夏雷的嘴巴張開,沒有半點聲音發出來。三角褲上也添了一絲新的血跡。

「對不起,對不起……」申屠天音尷尬得要死,臉上也找不到一點不羞紅的地方了。她甚至有一個要去擦拭的舉動,可還沒伸過去便縮了回去。

別的地方可以擦,可有些地方是能擦的地方嗎?

或許梁思瑤可以,但她並不在這裡。

夏雷總算是緩過了氣來,他緊張兮兮地道:「還是、還是我來吧。」

申屠天音也不好意思在幫夏雷處理傷口了,她有些慌張地將鑷子遞給夏雷,起身往外走,「我回房間了,就在你隔壁,你、你有什麼需要就跟我說一聲。」

申屠天音出門的時候帶上了房門,夏雷這才拉開鬆緊帶檢查受傷的地方,然後他苦笑著搖了搖頭,「兄弟,你的命真苦啊……」

感覺就像是一隻精力充沛的獵狗,好端端地睡在狗籠里,卻被人用人用獵叉狠狠地插了一叉子。這世上還有比這更倒霉的事情嗎?
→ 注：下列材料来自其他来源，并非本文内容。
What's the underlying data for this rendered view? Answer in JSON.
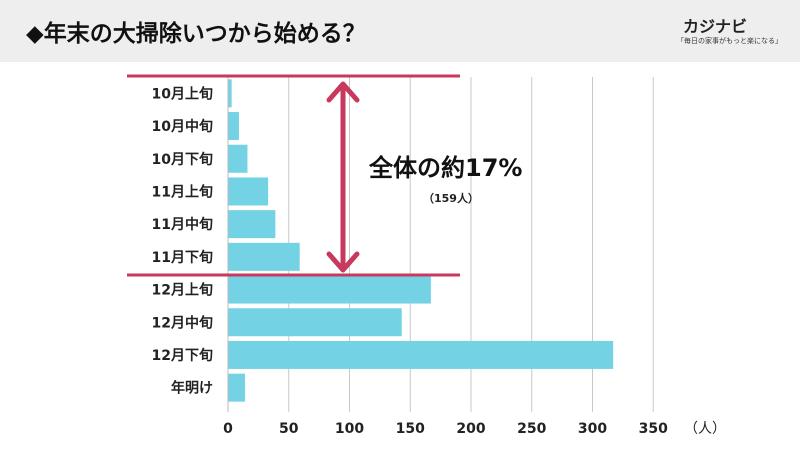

處理完傷口,夏雷精疲力盡,正準備上床睡覺的時候他接到了梁思瑤的電話。

「雷雷,在幹什麼呢?」梁思瑤的聲音甜膩迷人。

聽到她的聲音,夏雷的感覺一下子就變得輕鬆了起來,「在床上。」

「一個人?」

「廢話,不是一個人難道還兩個人啊?」夏雷真想給她的屁股一下。

「那你有沒有想我呢?」

「有啊,我當然有想你,你個迷人的小妖精。」夏雷笑著說,他的腦海里浮現出了梁思瑤的絕世美腿,還有她的迷人翹臀和……戀愛的感覺真的很好,以前單身的時候就從來沒有這樣美妙的感覺。

「那你想我哪裡呀?」

她的聲音裡帶著挑逗的意味,夏雷有些吃不消了,「我哪裡都想。」

「你真壞,我剛才也在想你,可我就只想你的聲音,這不我就給你打電話來了。」

夏雷,「……」

「你都還沒有對我說那句話呢,人家想聽。」

夏雷愣了一下,「什麼話?」

「笨蛋,那句話呀,只有三個字。」

夏雷想了一下,「多喝水?」

「討厭,不是這個!」

「嗯……晚上好?」

「你是不是故意的?」

「哦,我知道了,是……吃飯沒?」

「我不理你了!」

「哈哈……」夏雷其實知道那句話是什麼內容,他磨磨唧唧了好半響,最終還是忍著背皮麻麻的感覺,小聲地道:「我愛你。」

「大聲點嘛,求求你了。」梁思瑤很激動,很幸福的樣子,她的聲音都帶著輕顫的顫音。

「我愛你!」夏雷忽然發現說這句話其實也不難,他的聲音也大了很多,感覺也自然了很多。

「我也愛你!」梁思瑤咯咯地了笑了起來。

夏雷忽然想起了傅傳福的提醒,他跟著說道:「思瑤,最近一段時間無論做什麼事都要小心,沒事就盡量別外出。另外,你也提醒一下師父。」

「發生了什麼事?」梁思瑤的直覺是很靈敏的。剛剛還是幸福的感覺,一轉眼她就緊張了起來。

夏雷沉默了一下才說道:「申屠家和古家開戰了,我假冒申屠天音的男朋友,我也是首當其衝的被報復的目標,我擔心你和師父也會成為目標。總之,你和師父要小心一點。」

「你關心我啊?」知道是什麼事情,梁思瑤卻又不緊張了,語氣里也帶著點調侃的味道。

夏雷說道:「你是我媳婦兒,我不關心你關心誰啊?」

「媳婦兒?我……才不嫁給你呢。」

「那我就娶別人。」

「你敢!」

「哈哈哈……」夏雷一笑,扯動了傷口,哎喲地叫了一聲。

「你怎麼啦?」梁思瑤關切地道。